15:46karolherbst: might be different on intel
15:46karolherbst: HdkR: ohh, right
15:46karolherbst: I wasn't thinking correctly :p
15:49karolherbst: the big problem is though that you want your CPU applications to be quite stable in the ISA
15:50HdkR: Yea, that is one of the big advantages of x86
15:50karolherbst: all that out of order stuff CPUs are doing is simply caused by x86
15:50karolherbst: out of order isn't a perf feature, it's a workaround
15:50HdkR: GPUs get away with this by having a compilation step late in the process :P
15:51karolherbst: but you also don't want to have a compiler inside the kernel, so you are like super screwed
15:52karolherbst: maybe we just have to give in, into that madness and have a PPU
15:52karolherbst: for program processing unit
15:52karolherbst: and the CPU compiles applications for hte GPU and PPU
15:52karolherbst: and the CPU is kernel only
15:53Sarayan: ooo is a perf feature for scalar-type cpus though
15:54Sarayan: in fact speculation is the #1 perf feature, and specifically cache priming through speculation
15:54Sarayan: GPUs can't do memory random access at the scale CPUs do
15:55karolherbst: "specualtion" is minaly a hack
15:55karolherbst: it super hard to get it right
15:55karolherbst: everybody failed to do so
15:56Sarayan: yup, but it's more than a hack
15:56karolherbst: now we workaround that inside software
15:56Sarayan: and the perf hit tells you how necessary it is
15:56karolherbst: okay, it is a sophisticated hack
15:57Sarayan: it's very much all about finding which memory you're going to need as early as possible to maximize the useful bandwidth
15:57karolherbst: you only need this if you can't deal with latencies/stalls
15:57Sarayan: because when you're single threaded, every read is a stopping point
15:58karolherbst: doesn't have to be
15:58karolherbst: even on the GPU it isn't
15:58karolherbst: even if you run single threaded
15:58Sarayan: the only reason GPUs can is because the programs they run are embarassingly parallel
15:58karolherbst: no, it isn't
15:58Sarayan: I'm listening
15:58karolherbst: GPUs can just execute the instruction after the read
15:58karolherbst: it doesn't matter
15:59karolherbst: you stop when you _need_ the value
15:59karolherbst: not when you start the read
15:59karolherbst: and you can put different ops between read and use to hide it
15:59Sarayan: agreed, but in scalar code that comes rather fast
15:59karolherbst: depends on the workload, but yes
15:59Sarayan: especially with branches everywhere
15:59karolherbst: what I meant is though, that on x86 there is no incentive to optimize all that
16:00karolherbst: because it's crap to start with
16:00Sarayan: not enough registers, sure
16:00karolherbst: that's another issue, yes
16:00karolherbst: easily solveable though
16:00karolherbst: you just have to made that cut at some point
16:00karolherbst: and say: here, new CPU gen, deal with it
16:00HdkR: Time to make ARM have 256 GPRs
16:01karolherbst: x86 won't be important in long term
16:01karolherbst: I highly doubt that arm will be the replacement though
16:02Sarayan: HdkR: that doesn't work at all for performance
16:02Sarayan: because too big instructions, and because subroutine calls
16:04Sarayan: in any case, a lot of thanks for all that very very interesting information
16:04Sarayan: I'm starting to understand the organization of all that stuff
16:04Sarayan: blocks are still unclear, but heh :-)
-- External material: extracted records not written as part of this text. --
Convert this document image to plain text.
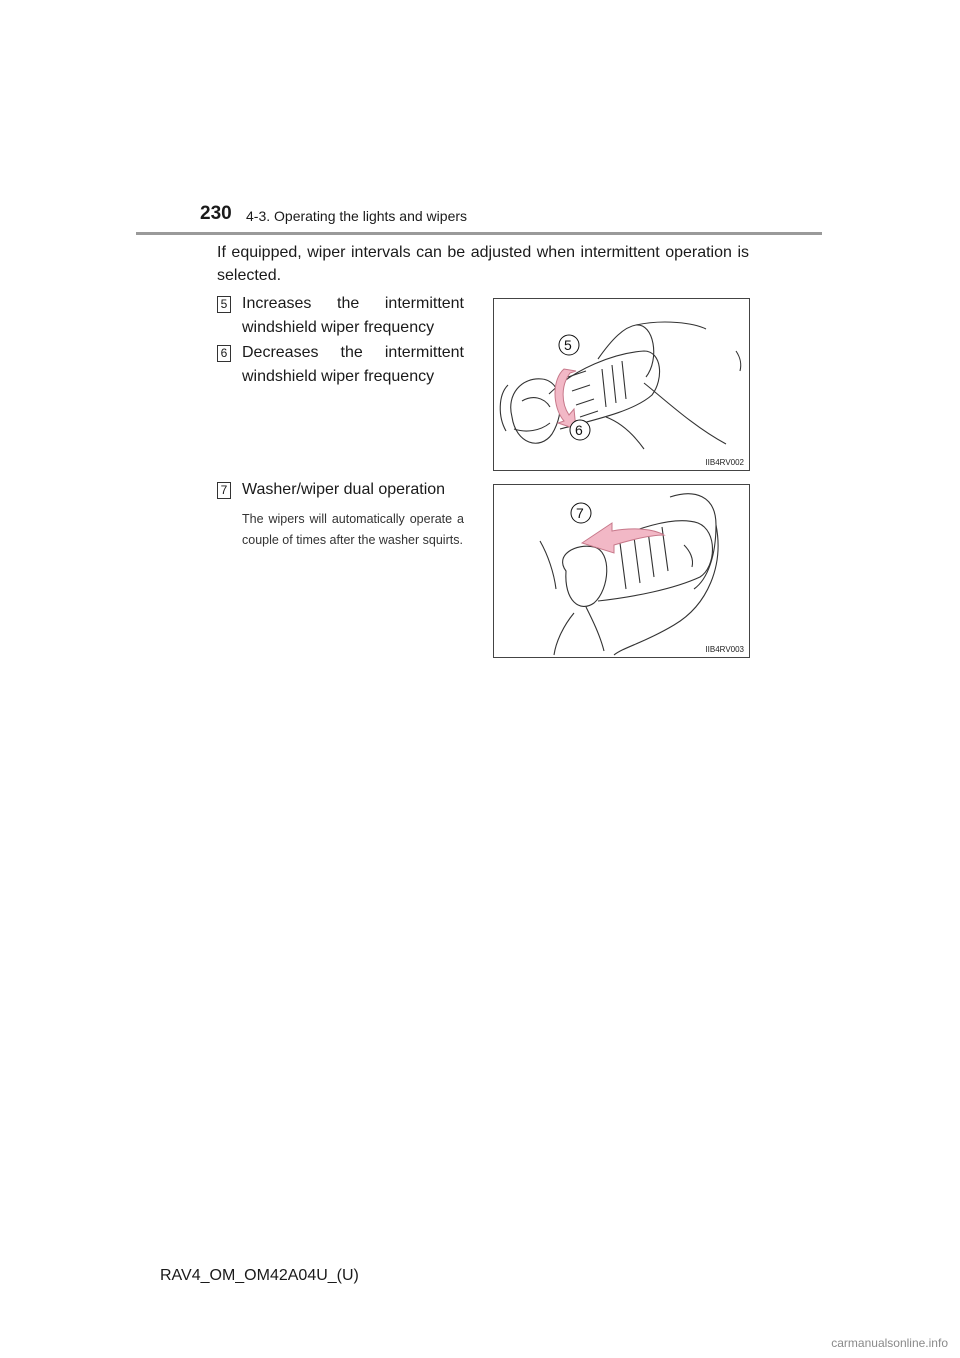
230 4-3. Operating the lights and wipers
If equipped, wiper intervals can be adjusted when intermittent operation is selected.
5 Increases the intermittent windshield wiper frequency
6 Decreases the intermittent windshield wiper frequency
7 Washer/wiper dual operation
The wipers will automatically operate a couple of times after the washer squirts.
5
6
IIB4RV002
7
IIB4RV003
RAV4_OM_OM42A04U_(U)
carmanualsonline.info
16:05karolherbst: I guess we just have to agree that CPUs suck big times :D
16:05karolherbst: and just don't do anything on it
16:05karolherbst: still impressive what intel/AMD/ARM are able to do with all those limitations
16:06Sarayan: well, GPUs are useful for the easy part, the hard part is still done by the CPU :-P
16:06Sarayan: (random access, branching, single-threaded performance)
16:06HdkR: karolherbst: ARM is trying to turn CPUs in to a GPU with SVE at least
16:09HdkR: Got to love having up to 2048bit vector registers running on the CPU
16:11Sarayan: it's a power management nightmare I suspect
16:11HdkR: nah, just have the frontend break it up in to a million uops
16:11Sarayan: Oh, one instruction per minute?